Personal information
- Full name: Arthur Bertram Poole
- Born: 30 June 1907 Bedford, Bedfordshire, England
- Died: 22 November 1979 (aged 72) Hammersmith, London, England
- Batting: Right-handed

Domestic team information
- 1936: Minor Counties
- 1925–1951: Bedfordshire

Career statistics
| Competition | First-class |
| Matches | 1 |
| Runs scored | 92 |
| Batting average | 92.00 |
| 100s/50s | –/1 |
| Top score | 91* |
| Balls bowled | – |
| Wickets | – |
| Bowling average | – |
| 5 wickets in innings | – |
| 10 wickets in match | – |
| Best bowling | – |
| Catches/stumpings | –/– |
- Source: Cricinfo, 5 May 2012

= Arthur Poole (cricketer, born 1907) =

English cricketer

Arthur Bertram Poole (30 June 1907 - 22 November 1979) was an English cricketer. Poole was a right-handed batsman. He was born at Bedford, Bedfordshire, and was educated at Bedford Modern School.

Poole made his debut in county cricket for Bedfordshire in the 1925 Minor Counties Championship against Oxfordshire. Prior to the start of World War II in 1939, Poole had appeared for Bedfordshire in 79 Minor Counties Championship matches.
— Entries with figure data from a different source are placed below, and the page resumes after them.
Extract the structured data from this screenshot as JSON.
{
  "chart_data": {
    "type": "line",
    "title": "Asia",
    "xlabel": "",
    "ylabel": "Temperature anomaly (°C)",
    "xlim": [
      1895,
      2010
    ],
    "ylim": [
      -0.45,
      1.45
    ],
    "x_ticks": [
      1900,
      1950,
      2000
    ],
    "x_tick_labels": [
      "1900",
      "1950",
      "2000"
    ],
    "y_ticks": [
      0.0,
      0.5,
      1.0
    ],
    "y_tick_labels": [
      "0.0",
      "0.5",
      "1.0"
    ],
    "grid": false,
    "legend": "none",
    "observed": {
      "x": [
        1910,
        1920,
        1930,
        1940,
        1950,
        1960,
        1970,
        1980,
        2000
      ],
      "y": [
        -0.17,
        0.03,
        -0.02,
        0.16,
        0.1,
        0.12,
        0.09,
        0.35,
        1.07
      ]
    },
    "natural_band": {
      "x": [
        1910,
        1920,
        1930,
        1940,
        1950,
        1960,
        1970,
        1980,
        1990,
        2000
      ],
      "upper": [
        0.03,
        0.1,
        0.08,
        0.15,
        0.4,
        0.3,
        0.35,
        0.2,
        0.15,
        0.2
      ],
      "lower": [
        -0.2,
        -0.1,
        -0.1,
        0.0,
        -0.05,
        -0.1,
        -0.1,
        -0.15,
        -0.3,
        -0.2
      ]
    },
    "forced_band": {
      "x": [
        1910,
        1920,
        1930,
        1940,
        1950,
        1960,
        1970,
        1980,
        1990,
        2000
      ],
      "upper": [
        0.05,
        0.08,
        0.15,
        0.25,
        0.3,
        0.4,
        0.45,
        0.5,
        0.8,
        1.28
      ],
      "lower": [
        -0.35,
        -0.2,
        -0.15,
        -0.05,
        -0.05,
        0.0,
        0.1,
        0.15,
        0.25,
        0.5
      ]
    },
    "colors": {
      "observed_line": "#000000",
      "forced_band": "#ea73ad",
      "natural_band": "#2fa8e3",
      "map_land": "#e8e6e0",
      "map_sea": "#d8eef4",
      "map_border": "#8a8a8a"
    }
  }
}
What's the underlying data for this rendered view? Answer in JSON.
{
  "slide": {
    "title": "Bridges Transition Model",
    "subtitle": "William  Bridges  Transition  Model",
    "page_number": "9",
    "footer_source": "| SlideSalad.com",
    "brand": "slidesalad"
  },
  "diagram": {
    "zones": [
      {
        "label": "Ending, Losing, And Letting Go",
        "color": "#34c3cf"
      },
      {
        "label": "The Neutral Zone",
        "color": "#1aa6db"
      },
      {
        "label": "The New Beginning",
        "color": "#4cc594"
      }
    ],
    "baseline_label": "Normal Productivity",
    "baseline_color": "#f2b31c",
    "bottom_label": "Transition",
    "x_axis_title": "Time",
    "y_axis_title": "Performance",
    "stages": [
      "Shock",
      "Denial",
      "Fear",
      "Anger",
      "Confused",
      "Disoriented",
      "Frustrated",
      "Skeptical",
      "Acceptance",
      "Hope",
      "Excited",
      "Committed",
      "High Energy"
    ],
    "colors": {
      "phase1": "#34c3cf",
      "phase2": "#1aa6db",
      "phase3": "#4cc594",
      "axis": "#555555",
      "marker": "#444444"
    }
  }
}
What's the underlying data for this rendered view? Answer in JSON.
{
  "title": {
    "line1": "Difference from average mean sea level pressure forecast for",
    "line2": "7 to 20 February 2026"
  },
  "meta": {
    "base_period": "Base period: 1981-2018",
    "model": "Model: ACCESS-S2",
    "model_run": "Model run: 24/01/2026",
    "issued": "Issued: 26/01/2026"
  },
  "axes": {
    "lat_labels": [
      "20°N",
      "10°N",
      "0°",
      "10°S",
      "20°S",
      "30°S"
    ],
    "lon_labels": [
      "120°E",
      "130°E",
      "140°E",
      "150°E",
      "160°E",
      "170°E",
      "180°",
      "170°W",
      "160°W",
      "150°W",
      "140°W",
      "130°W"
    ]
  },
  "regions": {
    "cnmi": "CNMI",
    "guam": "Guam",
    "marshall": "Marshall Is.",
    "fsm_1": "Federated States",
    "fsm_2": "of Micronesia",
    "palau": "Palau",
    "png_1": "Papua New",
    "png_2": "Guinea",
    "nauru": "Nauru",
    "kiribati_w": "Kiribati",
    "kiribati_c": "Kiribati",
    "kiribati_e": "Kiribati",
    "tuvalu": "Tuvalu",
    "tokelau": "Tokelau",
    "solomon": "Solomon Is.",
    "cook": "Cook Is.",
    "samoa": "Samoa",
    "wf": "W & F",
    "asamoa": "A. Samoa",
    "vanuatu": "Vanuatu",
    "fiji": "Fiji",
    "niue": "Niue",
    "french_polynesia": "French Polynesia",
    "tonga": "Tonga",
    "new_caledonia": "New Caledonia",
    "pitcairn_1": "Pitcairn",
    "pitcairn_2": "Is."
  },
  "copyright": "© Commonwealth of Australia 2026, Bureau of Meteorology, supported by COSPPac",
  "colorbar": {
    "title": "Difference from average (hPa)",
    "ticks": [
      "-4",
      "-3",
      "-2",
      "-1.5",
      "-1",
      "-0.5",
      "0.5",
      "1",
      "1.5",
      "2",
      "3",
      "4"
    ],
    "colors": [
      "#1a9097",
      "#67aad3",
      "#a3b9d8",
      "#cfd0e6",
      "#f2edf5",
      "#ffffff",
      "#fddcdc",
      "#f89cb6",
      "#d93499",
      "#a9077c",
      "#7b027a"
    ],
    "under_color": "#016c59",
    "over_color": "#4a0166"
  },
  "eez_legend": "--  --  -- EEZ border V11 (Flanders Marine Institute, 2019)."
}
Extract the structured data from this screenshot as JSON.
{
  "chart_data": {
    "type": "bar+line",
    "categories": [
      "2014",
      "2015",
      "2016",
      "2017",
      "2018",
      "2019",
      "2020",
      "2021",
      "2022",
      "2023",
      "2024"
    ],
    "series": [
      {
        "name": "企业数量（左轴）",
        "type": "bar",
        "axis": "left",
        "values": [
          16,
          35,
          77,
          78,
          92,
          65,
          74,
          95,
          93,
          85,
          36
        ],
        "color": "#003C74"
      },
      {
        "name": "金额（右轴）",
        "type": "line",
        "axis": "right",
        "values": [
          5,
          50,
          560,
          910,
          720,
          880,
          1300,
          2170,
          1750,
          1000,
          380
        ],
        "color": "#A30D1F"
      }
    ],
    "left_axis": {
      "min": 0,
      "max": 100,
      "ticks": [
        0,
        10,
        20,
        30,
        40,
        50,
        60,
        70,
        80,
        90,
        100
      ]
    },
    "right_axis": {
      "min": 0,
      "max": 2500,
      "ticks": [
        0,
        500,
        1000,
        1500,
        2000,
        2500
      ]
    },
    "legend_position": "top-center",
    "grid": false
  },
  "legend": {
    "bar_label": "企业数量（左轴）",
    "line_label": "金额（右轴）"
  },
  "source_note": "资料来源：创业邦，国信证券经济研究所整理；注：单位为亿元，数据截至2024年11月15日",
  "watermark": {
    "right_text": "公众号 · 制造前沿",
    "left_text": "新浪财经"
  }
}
In 1936, Poole was selected to play for a combined Minor Counties team in a first-class match against Oxford University at the University Parks. Batting first, the Minor Counties made 251 all out, with Poole being dismissed for a single run by Bill Murray-Wood. In response, Oxford University made 288 all out in their first-innings. In their second-innings, the Minor Counties made 294 all out, with Poole top-scoring with 91 not out. Oxford University reached 23 without loss in their second-innings, with the match declared a draw. Following World War II, he resumed his Minor counties career with Bedfordshire, making a further 37 appearances from 1946 to 1951, the last of which came against Buckinghamshire. He was the county captain during this period.

He later became the president of Bedfordshire County Cricket Club, a position he held until his death on 22 November 1979, at Hammersmith, London.